Einen sensationellen Erfolg landete ein junges Berliner Zehn-Mann-Unternehmen mit seinem Produkt K-fee, einem Energiedrink auf Kaffee-Basis. Die preisgekrönten gruseligen Videoclips brachten es durch Mundpropaganda auf bis zu 100.000 Viewer pro Tag. Die herunter geladenen Clips wurden im Schnitt neun Mal per E-Mail weitergeleitet. Und die in den Clip integrierten Links generierten über zehn Prozent Responserate. Ein Spot schaffte es sogar in eine sehr populäre amerikanische Fernsehsendung und erzeugte dort eine gewaltige Nachfrage. Heute ist K-fee die Nummer Zwei im Markt der Ready-to-drink-Kaffeegetränke nach Nestlé und steht dabei noch vor Jacobs. Mit viralem Marketing lassen sich also auch Weltfirmen schlagen.
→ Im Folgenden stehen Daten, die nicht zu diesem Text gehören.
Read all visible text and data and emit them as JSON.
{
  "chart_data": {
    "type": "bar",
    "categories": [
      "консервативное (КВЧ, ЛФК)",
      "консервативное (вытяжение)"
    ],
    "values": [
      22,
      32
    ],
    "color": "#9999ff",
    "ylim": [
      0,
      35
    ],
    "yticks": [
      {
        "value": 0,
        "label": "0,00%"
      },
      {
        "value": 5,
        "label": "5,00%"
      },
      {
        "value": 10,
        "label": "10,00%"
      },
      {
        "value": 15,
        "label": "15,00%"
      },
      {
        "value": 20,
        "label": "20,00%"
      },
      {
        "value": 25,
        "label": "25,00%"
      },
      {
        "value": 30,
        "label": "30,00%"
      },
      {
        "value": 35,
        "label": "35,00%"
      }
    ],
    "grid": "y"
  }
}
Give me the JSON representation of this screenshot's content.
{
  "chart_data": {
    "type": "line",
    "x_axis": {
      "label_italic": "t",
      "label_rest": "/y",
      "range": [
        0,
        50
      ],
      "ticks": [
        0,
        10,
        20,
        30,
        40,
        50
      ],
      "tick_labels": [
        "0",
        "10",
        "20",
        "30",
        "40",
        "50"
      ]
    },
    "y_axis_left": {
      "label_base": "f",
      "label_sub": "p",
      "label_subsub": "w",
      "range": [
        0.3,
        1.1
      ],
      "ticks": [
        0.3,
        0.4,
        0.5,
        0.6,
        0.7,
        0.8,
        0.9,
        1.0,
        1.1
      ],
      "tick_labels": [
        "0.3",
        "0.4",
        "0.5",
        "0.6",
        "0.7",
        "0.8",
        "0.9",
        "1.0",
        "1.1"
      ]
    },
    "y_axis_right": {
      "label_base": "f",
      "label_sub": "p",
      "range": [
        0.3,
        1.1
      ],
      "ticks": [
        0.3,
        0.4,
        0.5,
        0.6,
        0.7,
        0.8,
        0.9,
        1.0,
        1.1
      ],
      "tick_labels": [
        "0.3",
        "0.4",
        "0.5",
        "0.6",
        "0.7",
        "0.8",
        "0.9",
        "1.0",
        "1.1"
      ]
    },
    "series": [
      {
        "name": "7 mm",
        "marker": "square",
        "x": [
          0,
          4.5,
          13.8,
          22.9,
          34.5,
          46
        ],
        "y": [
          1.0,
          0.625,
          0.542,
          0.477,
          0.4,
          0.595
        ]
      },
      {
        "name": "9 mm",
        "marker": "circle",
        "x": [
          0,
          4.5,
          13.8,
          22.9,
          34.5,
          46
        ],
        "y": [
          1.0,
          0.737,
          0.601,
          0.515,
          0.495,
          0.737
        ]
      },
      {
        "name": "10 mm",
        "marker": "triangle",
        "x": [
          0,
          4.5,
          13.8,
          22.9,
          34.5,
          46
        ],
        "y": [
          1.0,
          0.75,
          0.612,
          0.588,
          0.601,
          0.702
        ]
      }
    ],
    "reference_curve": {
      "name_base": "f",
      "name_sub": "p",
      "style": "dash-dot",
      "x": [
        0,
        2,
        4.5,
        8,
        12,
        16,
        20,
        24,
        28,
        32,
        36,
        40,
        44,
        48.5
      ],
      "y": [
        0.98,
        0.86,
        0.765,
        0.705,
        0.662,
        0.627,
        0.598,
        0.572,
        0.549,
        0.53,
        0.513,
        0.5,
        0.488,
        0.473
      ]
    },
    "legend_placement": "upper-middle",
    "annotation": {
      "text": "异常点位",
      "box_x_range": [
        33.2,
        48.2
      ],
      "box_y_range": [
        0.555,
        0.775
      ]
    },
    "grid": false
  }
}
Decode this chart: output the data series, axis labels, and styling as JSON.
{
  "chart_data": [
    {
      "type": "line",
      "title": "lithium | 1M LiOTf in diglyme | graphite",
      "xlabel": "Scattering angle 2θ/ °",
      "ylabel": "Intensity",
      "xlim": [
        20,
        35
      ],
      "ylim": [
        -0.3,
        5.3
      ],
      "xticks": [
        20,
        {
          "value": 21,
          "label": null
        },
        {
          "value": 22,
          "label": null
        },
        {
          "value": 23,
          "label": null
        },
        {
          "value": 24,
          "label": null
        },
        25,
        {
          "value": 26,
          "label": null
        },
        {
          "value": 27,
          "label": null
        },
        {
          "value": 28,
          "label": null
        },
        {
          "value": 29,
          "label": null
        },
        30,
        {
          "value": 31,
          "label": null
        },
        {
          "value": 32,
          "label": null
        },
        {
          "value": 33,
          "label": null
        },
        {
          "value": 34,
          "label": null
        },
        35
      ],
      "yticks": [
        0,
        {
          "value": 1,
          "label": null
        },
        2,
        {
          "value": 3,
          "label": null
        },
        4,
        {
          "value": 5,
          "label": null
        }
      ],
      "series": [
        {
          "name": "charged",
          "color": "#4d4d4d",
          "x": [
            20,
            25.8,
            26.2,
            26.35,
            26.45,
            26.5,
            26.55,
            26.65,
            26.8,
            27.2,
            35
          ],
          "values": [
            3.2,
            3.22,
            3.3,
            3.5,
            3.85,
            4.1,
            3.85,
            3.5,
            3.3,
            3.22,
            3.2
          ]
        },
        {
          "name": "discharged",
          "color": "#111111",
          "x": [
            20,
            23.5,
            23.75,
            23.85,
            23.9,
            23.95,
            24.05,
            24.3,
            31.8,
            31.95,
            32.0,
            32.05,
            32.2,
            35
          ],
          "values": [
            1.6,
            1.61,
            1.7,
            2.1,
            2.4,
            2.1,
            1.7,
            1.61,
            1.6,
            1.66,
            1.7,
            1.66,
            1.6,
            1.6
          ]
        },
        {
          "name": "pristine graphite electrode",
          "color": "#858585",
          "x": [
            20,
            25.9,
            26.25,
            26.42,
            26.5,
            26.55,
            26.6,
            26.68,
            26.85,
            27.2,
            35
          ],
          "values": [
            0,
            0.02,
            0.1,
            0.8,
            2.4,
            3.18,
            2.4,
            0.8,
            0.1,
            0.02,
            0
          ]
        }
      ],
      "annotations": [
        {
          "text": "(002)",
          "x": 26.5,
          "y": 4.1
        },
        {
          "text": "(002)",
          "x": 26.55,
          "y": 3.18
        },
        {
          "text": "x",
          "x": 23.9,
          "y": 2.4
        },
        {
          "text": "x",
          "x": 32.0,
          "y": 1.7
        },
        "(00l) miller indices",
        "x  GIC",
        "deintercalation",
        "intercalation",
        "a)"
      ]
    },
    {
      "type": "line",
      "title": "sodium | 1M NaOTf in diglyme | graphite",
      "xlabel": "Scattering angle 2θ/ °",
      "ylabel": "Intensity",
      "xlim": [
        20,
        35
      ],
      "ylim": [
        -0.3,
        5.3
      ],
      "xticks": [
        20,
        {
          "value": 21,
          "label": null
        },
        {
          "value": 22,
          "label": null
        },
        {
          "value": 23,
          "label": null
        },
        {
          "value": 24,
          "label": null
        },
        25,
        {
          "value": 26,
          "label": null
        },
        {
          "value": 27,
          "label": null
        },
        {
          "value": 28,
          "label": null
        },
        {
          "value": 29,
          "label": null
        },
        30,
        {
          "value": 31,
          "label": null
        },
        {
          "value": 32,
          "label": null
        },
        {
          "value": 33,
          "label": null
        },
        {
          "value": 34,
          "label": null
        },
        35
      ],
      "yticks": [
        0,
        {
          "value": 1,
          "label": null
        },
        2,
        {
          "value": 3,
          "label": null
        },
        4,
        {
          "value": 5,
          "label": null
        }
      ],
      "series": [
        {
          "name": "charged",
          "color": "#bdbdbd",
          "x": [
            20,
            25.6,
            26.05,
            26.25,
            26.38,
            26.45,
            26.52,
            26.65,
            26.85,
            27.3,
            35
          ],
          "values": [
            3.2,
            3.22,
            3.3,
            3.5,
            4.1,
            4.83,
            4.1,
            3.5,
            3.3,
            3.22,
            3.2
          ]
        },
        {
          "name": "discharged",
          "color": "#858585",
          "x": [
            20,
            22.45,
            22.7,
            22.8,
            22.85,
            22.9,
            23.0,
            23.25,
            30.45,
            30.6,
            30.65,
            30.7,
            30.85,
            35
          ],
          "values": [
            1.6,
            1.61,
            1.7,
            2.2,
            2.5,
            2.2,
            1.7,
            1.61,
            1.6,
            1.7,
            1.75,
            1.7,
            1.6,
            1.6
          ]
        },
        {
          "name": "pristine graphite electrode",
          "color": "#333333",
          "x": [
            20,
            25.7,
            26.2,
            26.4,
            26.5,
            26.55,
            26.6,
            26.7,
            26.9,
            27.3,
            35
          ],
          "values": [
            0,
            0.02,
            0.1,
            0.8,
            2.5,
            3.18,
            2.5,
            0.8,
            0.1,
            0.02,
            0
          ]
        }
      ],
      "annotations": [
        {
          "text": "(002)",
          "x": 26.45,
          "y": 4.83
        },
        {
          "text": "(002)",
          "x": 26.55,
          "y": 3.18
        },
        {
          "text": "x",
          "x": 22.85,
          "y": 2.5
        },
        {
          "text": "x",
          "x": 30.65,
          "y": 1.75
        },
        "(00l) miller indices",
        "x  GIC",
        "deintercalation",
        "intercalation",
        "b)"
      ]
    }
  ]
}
Zu jeder viralen Werbekampagne gehört auch eine Erfolgskontrolle. Spezialisierte Anbieter bieten heute bereits Online-Tracking-Instrumente an, die nicht nur die Erstübertragung einer viralen Botschaft messen, sondern auch deren weiteren Weg verfolgen können. Dies ermöglicht, das Nutzerverhalten zu begleiten und daraus zu lernen. Die Erfolgsaussichten viraler Kampagnen können so immer besser vorausgesagt und immer weiter verfeinert werden.